John Betts, president of McDonald’s Canada, said recently that a $15 minimum wage shouldn’t be a concern , and two provinces (Alberta and Ontario) have already decided to go forward. Although M. Betts is not as much vocal than Mark Zuckerberg, who is an active promoter of a universal basic income , he is not alone to show so much openness to progressive ideas. Jamie Dimon, from JP Morgan, showed once again his philanthropic nature by announcing a pay rise for his minimum wages workers  while Bill Phelps, the owner of a big fast food chain, is also enthusiast about raising the minimum wage  . The record is probably owned by Dan Price, the owner of an IT business, who announced that the minimum wage for his (white collar) employees would be $70,000 per year , which should be seen as a sufficient beginning for the universal basic income as well.

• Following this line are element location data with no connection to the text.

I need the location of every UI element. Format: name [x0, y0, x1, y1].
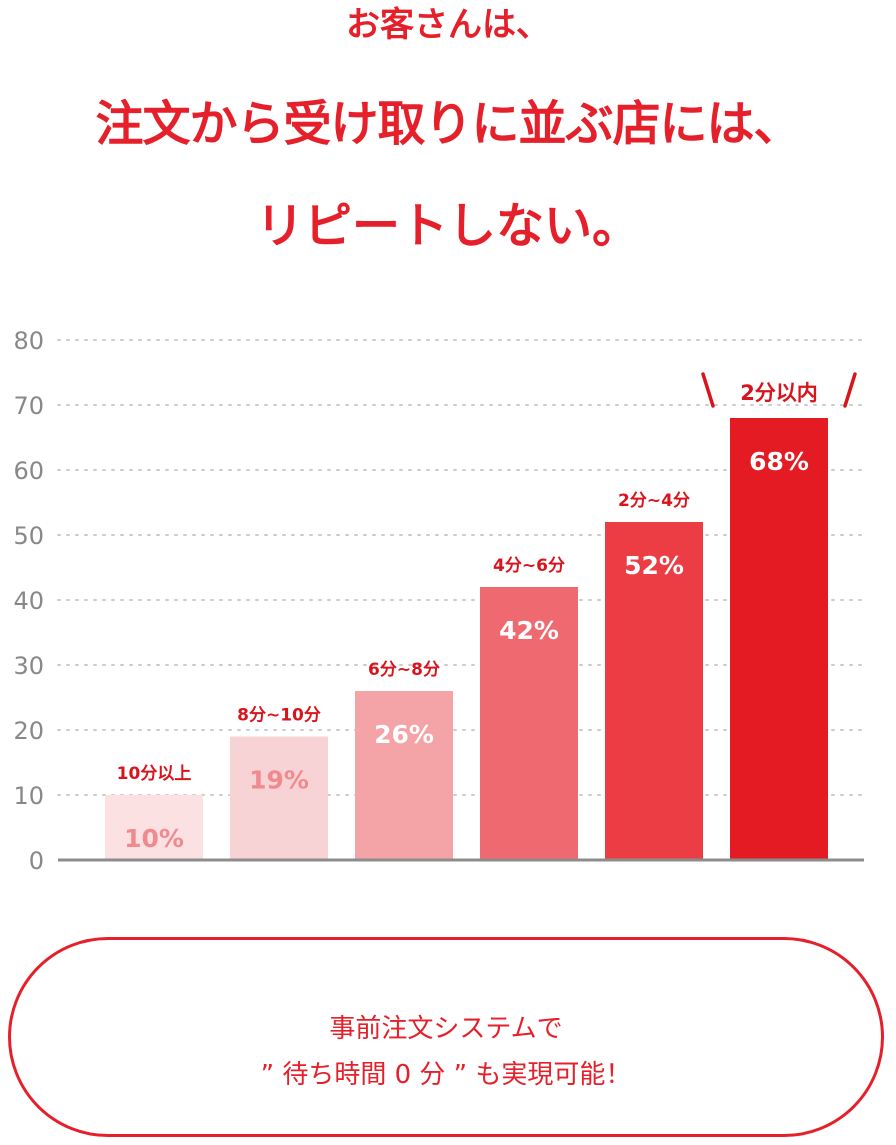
- bar-value-label: 42%: [499, 616, 559, 645]
- y-tick-label: 20: [13, 717, 44, 745]
- y-tick-label: 30: [13, 652, 44, 680]
- y-tick-label: 50: [13, 522, 44, 550]
- bar: [605, 522, 703, 860]
- bar-value-label: 68%: [749, 447, 809, 476]
- headline-line-3: リピートしない。: [255, 198, 640, 254]
- bar: [230, 736, 328, 860]
- y-tick-label: 0: [29, 847, 44, 875]
- y-tick-label: 60: [13, 457, 44, 485]
- wait-time-bar-chart: 0 10 20 30 40 50 60 70 80 10% 10分以上 19% 8分~10分 26% 6分~…: [13, 327, 865, 875]
- bar: [105, 795, 203, 860]
- bar: [480, 587, 578, 860]
- y-tick-label: 40: [13, 587, 44, 615]
- category-label: 8分~10分: [237, 706, 321, 726]
- y-tick-label: 70: [13, 392, 44, 420]
- highlight-slash-right: [843, 372, 857, 408]
- category-label-highlight: 2分以内: [740, 381, 818, 405]
- headline-line-1: お客さんは、: [346, 5, 550, 45]
- category-label: 10分以上: [117, 764, 192, 784]
- callout-line-2: ” 待ち時間 0 分 ” も実現可能！: [260, 1060, 632, 1090]
- callout-box: 事前注文システムで ” 待ち時間 0 分 ” も実現可能！: [8, 937, 884, 1137]
- bar: [730, 418, 828, 860]
- headline-line-2: 注文から受け取りに並ぶ店には、: [95, 96, 801, 152]
- category-label: 4分~6分: [493, 556, 565, 576]
- y-tick-label: 10: [13, 782, 44, 810]
- bar-value-label: 26%: [374, 720, 434, 749]
- bar-value-label: 19%: [249, 766, 309, 795]
- category-label: 2分~4分: [618, 491, 690, 511]
- highlight-slash-left: [701, 372, 715, 408]
- bar-value-label: 10%: [124, 824, 184, 853]
- callout-line-1: 事前注文システムで: [329, 1014, 563, 1044]
- bar: [355, 691, 453, 860]
- bar-value-label: 52%: [624, 551, 684, 580]
- y-tick-label: 80: [13, 327, 44, 355]
- category-label: 6分~8分: [368, 660, 440, 680]
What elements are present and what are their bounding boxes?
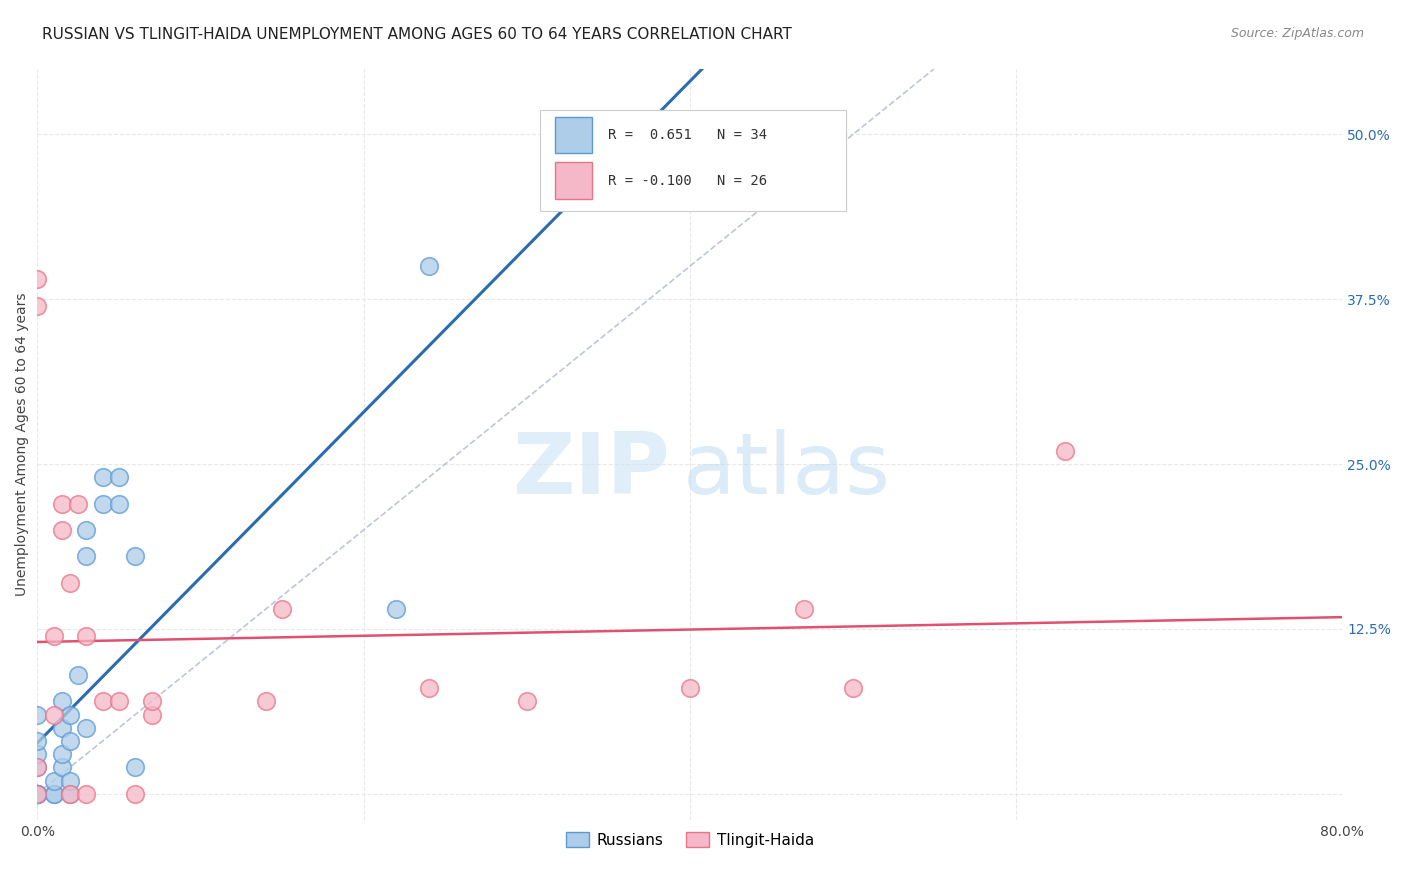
Bar bbox=[555, 118, 592, 153]
Text: Source: ZipAtlas.com: Source: ZipAtlas.com bbox=[1230, 27, 1364, 40]
Point bbox=[51, 694, 73, 708]
Point bbox=[27, 272, 49, 286]
Point bbox=[59, 787, 82, 801]
Point bbox=[1053, 443, 1076, 458]
Text: R = -0.100   N = 26: R = -0.100 N = 26 bbox=[607, 174, 766, 187]
Point bbox=[108, 694, 131, 708]
Point bbox=[51, 523, 73, 537]
Point bbox=[27, 707, 49, 722]
FancyBboxPatch shape bbox=[540, 110, 846, 211]
Point bbox=[42, 787, 65, 801]
Point bbox=[385, 602, 408, 616]
Point bbox=[516, 694, 538, 708]
Y-axis label: Unemployment Among Ages 60 to 64 years: Unemployment Among Ages 60 to 64 years bbox=[15, 293, 30, 596]
Point bbox=[124, 549, 146, 564]
Point bbox=[67, 497, 90, 511]
Point bbox=[59, 773, 82, 788]
Point bbox=[27, 787, 49, 801]
Point bbox=[67, 668, 90, 682]
Point bbox=[51, 760, 73, 774]
Point bbox=[75, 523, 97, 537]
Point bbox=[27, 787, 49, 801]
Point bbox=[51, 721, 73, 735]
Point bbox=[27, 787, 49, 801]
Point bbox=[27, 299, 49, 313]
Point bbox=[793, 602, 815, 616]
Point bbox=[27, 787, 49, 801]
Point bbox=[75, 721, 97, 735]
Point bbox=[254, 694, 277, 708]
Point bbox=[27, 787, 49, 801]
Point bbox=[42, 773, 65, 788]
Point bbox=[42, 707, 65, 722]
Point bbox=[842, 681, 865, 696]
Point bbox=[59, 787, 82, 801]
Point bbox=[51, 497, 73, 511]
Point bbox=[27, 787, 49, 801]
Bar bbox=[555, 162, 592, 199]
Text: R =  0.651   N = 34: R = 0.651 N = 34 bbox=[607, 128, 766, 143]
Text: ZIP: ZIP bbox=[512, 429, 671, 512]
Point bbox=[418, 681, 440, 696]
Point bbox=[75, 628, 97, 642]
Point bbox=[91, 497, 114, 511]
Point bbox=[59, 707, 82, 722]
Point bbox=[27, 734, 49, 748]
Point bbox=[141, 694, 163, 708]
Text: RUSSIAN VS TLINGIT-HAIDA UNEMPLOYMENT AMONG AGES 60 TO 64 YEARS CORRELATION CHAR: RUSSIAN VS TLINGIT-HAIDA UNEMPLOYMENT AM… bbox=[42, 27, 792, 42]
Text: atlas: atlas bbox=[683, 429, 891, 512]
Point bbox=[108, 470, 131, 484]
Point bbox=[27, 760, 49, 774]
Point bbox=[271, 602, 294, 616]
Point bbox=[124, 787, 146, 801]
Point bbox=[91, 470, 114, 484]
Point bbox=[141, 707, 163, 722]
Point bbox=[59, 734, 82, 748]
Point bbox=[27, 787, 49, 801]
Point bbox=[42, 787, 65, 801]
Point bbox=[108, 497, 131, 511]
Point bbox=[679, 681, 702, 696]
Point bbox=[91, 694, 114, 708]
Point bbox=[418, 260, 440, 274]
Point bbox=[75, 787, 97, 801]
Point bbox=[27, 787, 49, 801]
Point bbox=[124, 760, 146, 774]
Point bbox=[75, 549, 97, 564]
Legend: Russians, Tlingit-Haida: Russians, Tlingit-Haida bbox=[560, 826, 820, 854]
Point bbox=[42, 628, 65, 642]
Point bbox=[27, 760, 49, 774]
Point bbox=[27, 747, 49, 761]
Point bbox=[51, 747, 73, 761]
Point bbox=[59, 575, 82, 590]
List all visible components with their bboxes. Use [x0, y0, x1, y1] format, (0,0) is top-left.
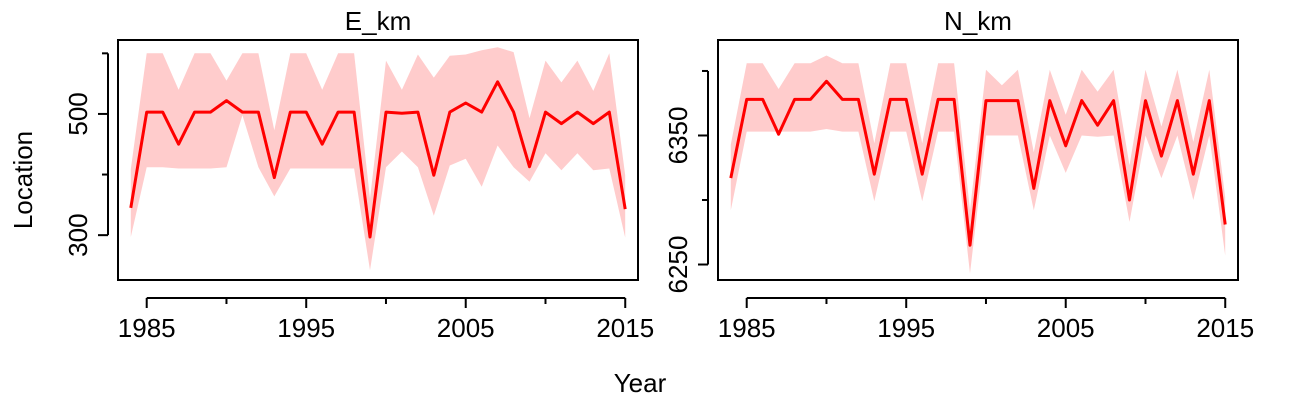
x-tick-label-e-km-1985: 1985	[118, 313, 176, 343]
x-tick-label-e-km-2005: 2005	[437, 313, 495, 343]
chart-panel-n-km: N_km 1985 1995 2005 2015 6250 6350	[663, 6, 1254, 343]
y-tick-label-e-km-300: 300	[63, 213, 93, 256]
y-tick-label-n-km-6350: 6350	[663, 107, 693, 165]
chart-panel-e-km: E_km 1985 1995 2005 2015 300 500	[63, 6, 654, 343]
x-tick-label-n-km-2015: 2015	[1196, 313, 1254, 343]
plot-frame-e-km	[117, 39, 639, 281]
x-tick-label-e-km-2015: 2015	[596, 313, 654, 343]
x-tick-label-e-km-1995: 1995	[277, 313, 335, 343]
series-line-n-km	[729, 79, 1227, 247]
y-tick-label-e-km-500: 500	[63, 92, 93, 135]
y-tick-label-n-km-6250: 6250	[663, 236, 693, 294]
plot-frame-n-km	[717, 39, 1239, 281]
x-tick-label-n-km-1985: 1985	[718, 313, 776, 343]
chart-title-e-km: E_km	[345, 6, 411, 36]
x-tick-label-n-km-1995: 1995	[877, 313, 935, 343]
chart-title-n-km: N_km	[944, 6, 1012, 36]
confidence-band-e-km	[130, 47, 626, 271]
series-line-e-km	[129, 80, 627, 239]
x-tick-label-n-km-2005: 2005	[1037, 313, 1095, 343]
y-axis-label: Location	[8, 131, 38, 229]
x-axis-label: Year	[614, 368, 667, 398]
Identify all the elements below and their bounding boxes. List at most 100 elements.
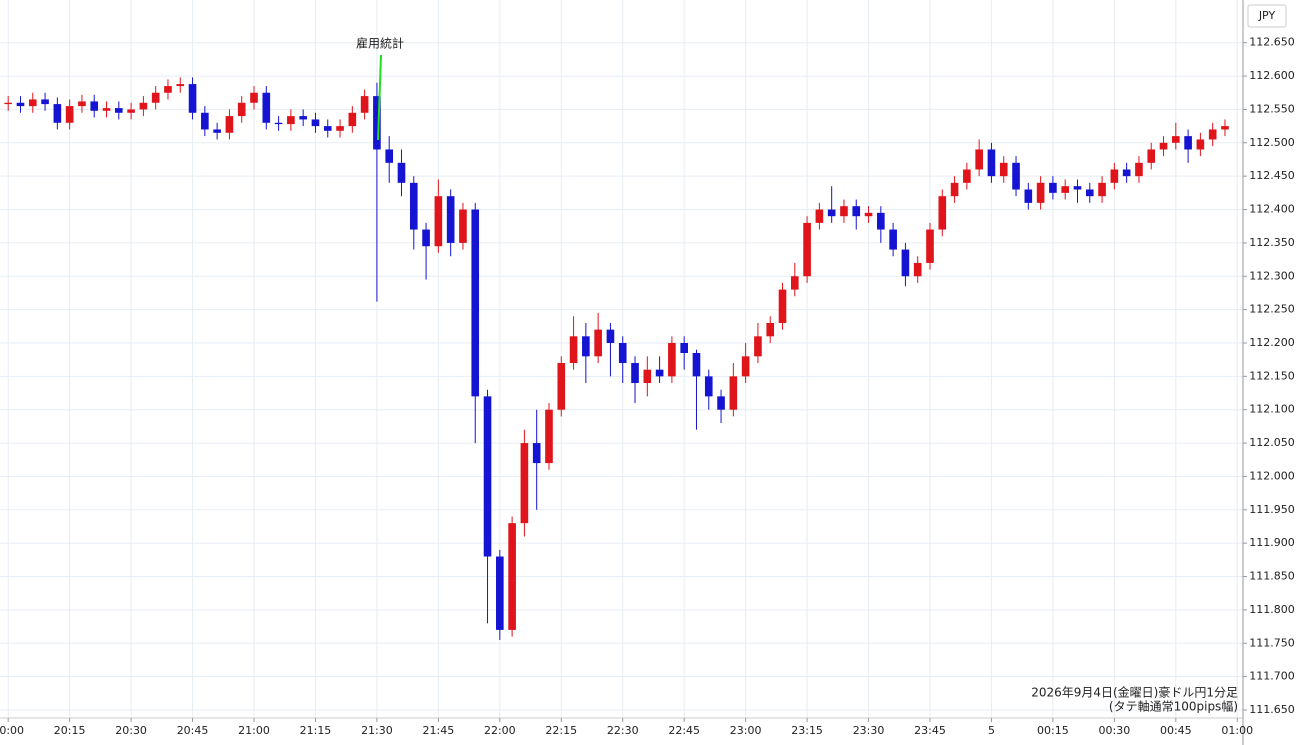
y-tick-label: 111.800 [1249,603,1295,616]
candles [4,77,1229,640]
candle-body [1221,126,1229,130]
candle-body [926,229,934,263]
x-tick-label: 21:00 [238,724,270,737]
candle-body [397,162,406,183]
candle-body [520,443,529,524]
candle-body [176,84,185,87]
candle-body [471,209,480,397]
candle-body [631,363,639,384]
candle-body [373,96,381,150]
candle-body [803,222,811,277]
annotation: 雇用統計 [356,36,404,51]
candle-body [1208,129,1217,140]
candle-body [545,409,553,464]
candle-body [1061,186,1070,193]
y-tick-label: 112.000 [1249,469,1295,482]
candle-body [1012,162,1020,190]
x-tick-label: 21:15 [300,724,332,737]
candle-body [360,96,369,113]
candle-body [557,363,566,410]
candle-body [963,169,971,183]
candle-body [213,129,221,133]
candle-body [655,369,664,377]
candle-body [717,396,725,410]
candle-body [975,149,983,170]
x-tick-label: 23:00 [730,724,762,737]
candle-body [569,336,578,364]
candle-body [889,229,897,250]
candle-body [1049,182,1057,193]
candle-body [618,342,627,364]
candle-body [1036,182,1045,203]
x-tick-label: 20:15 [54,724,86,737]
candle-body [741,356,750,377]
candle-body [901,249,910,277]
x-tick-label: 20:30 [115,724,147,737]
x-tick-label: 22:30 [607,724,639,737]
candle-body [840,206,848,217]
x-tick-label: 00:45 [1160,724,1192,737]
candle-body [532,443,541,464]
candle-body [594,329,602,357]
y-tick-label: 112.550 [1249,102,1295,115]
x-tick-label: 20:45 [177,724,209,737]
x-tick-label: 21:30 [361,724,393,737]
x-tick-label: 23:45 [914,724,946,737]
grid [0,0,1243,718]
candle-body [16,102,25,107]
x-tick-label: 01:00 [1221,724,1253,737]
labels: 111.650 111.700 111.750 111.800 111.850 111.9… [0,36,1295,737]
candle-body [1159,142,1168,150]
currency-label: JPY [1258,9,1276,22]
y-tick-label: 112.500 [1249,136,1295,149]
candle-body [999,162,1008,177]
candle-body [274,122,283,125]
candle-body [987,149,996,177]
annotation-line [377,54,382,141]
candle-body [1085,189,1094,197]
y-tick-label: 111.950 [1249,503,1295,516]
x-tick-label: 23:15 [791,724,823,737]
candle-body [434,196,443,247]
candle-body [852,206,861,217]
x-tick-label: 22:00 [484,724,516,737]
y-tick-label: 111.850 [1249,570,1295,583]
x-tick-label: 21:45 [423,724,455,737]
candle-body [704,376,713,397]
candle-body [680,342,688,353]
candle-body [496,556,504,630]
candle-body [446,196,455,243]
candle-body [90,101,99,111]
y-tick-label: 112.650 [1249,36,1295,49]
candle-body [582,336,590,357]
candle-body [1184,136,1192,150]
y-tick-label: 111.750 [1249,636,1295,649]
candle-body [1122,169,1131,177]
y-tick-label: 112.450 [1249,169,1295,182]
candle-body [1024,189,1033,203]
y-tick-label: 112.150 [1249,369,1295,382]
candle-body [754,336,762,357]
candle-body [65,106,74,123]
candle-body [348,112,357,127]
candle-body [815,209,824,223]
candle-body [299,116,307,120]
x-tick-label: 22:15 [545,724,577,737]
candle-body [164,86,172,93]
y-tick-label: 112.050 [1249,436,1295,449]
candle-body [41,99,49,105]
y-tick-label: 112.400 [1249,203,1295,216]
candle-body [28,99,37,107]
candle-body [1135,162,1143,177]
candle-body [766,322,775,337]
candle-body [643,369,652,384]
candle-body [188,84,197,113]
x-tick-label: 22:45 [668,724,700,737]
candle-body [827,209,836,217]
candle-body [409,182,418,230]
candle-body [115,108,123,113]
y-tick-label: 111.650 [1249,703,1295,716]
candle-body [139,102,148,110]
x-tick-label: 00:15 [1037,724,1069,737]
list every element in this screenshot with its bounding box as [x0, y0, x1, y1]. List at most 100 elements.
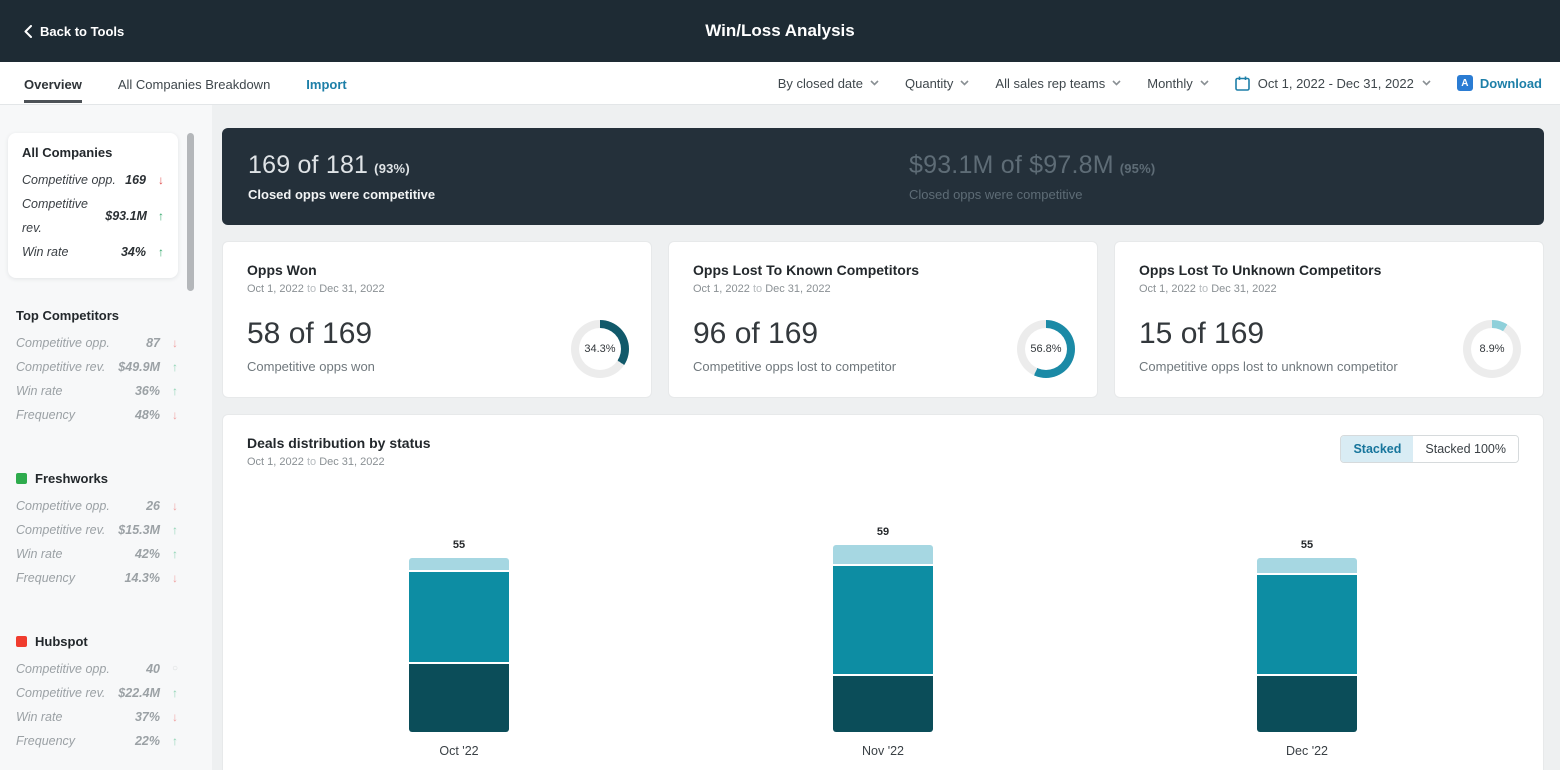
- stat-card-value: 58 of 169: [247, 317, 373, 350]
- date-range-picker[interactable]: Oct 1, 2022 - Dec 31, 2022: [1234, 75, 1431, 91]
- x-axis-label: Nov '22: [862, 744, 904, 758]
- metric-value: $22.4M: [118, 686, 160, 700]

The main opposition to a $15 minimum wage comes from selfish, whining, small entrepreneurs, who claim that this could boost inflation or drive them out of business. If it was so true, wouldn’t we expect Jeff Bezos to share their concerns? First, there are good indications that using more robots (at least for those who can afford the initial investment of 35K per robot) can be cheaper than paying $15 per hour over a period of five years . Already in Asia, such robots are used to serve meals and tactile screens replace the cashiers.
Amazon is also a pioneer, as one of their employees over 7 is actually a robot . One shouldn’t be too concerned about lost jobs, as the universal basic income will allow former low paid employees to spend more time on Facebook, the Accredited Times, and fight for progressive causes. The more our government makes the slogan “Faulheit Macht Frei” his own, the more we will see millions of new SJW embracing the doctrine defined by our leaders and becoming their foot soldiers in order to get their well deserved food stamps. Only Anon and his buddies will encounter some problems to get their chocolate rations due to a permanent computer glitch.
The elimination of small entrepreneurs will have a positive impact and speed up the advent of a cashless society. The disparagement of small, noncompetitive restaurants and groceries may lead to restricted product choices, but consumers will ultimately benefit from this. Indeed, the lack of competition will allow big fast food chains to focus more on improving the quality rather than to reduce the portions or quality in order to offset their losses caused by their competitors. Even if some cast doubts on food of a dubious quality, or the lack of diversity, perhaps the next Jeff Bezos will run a giant vegetarian chain stores that accept only accredited digital money?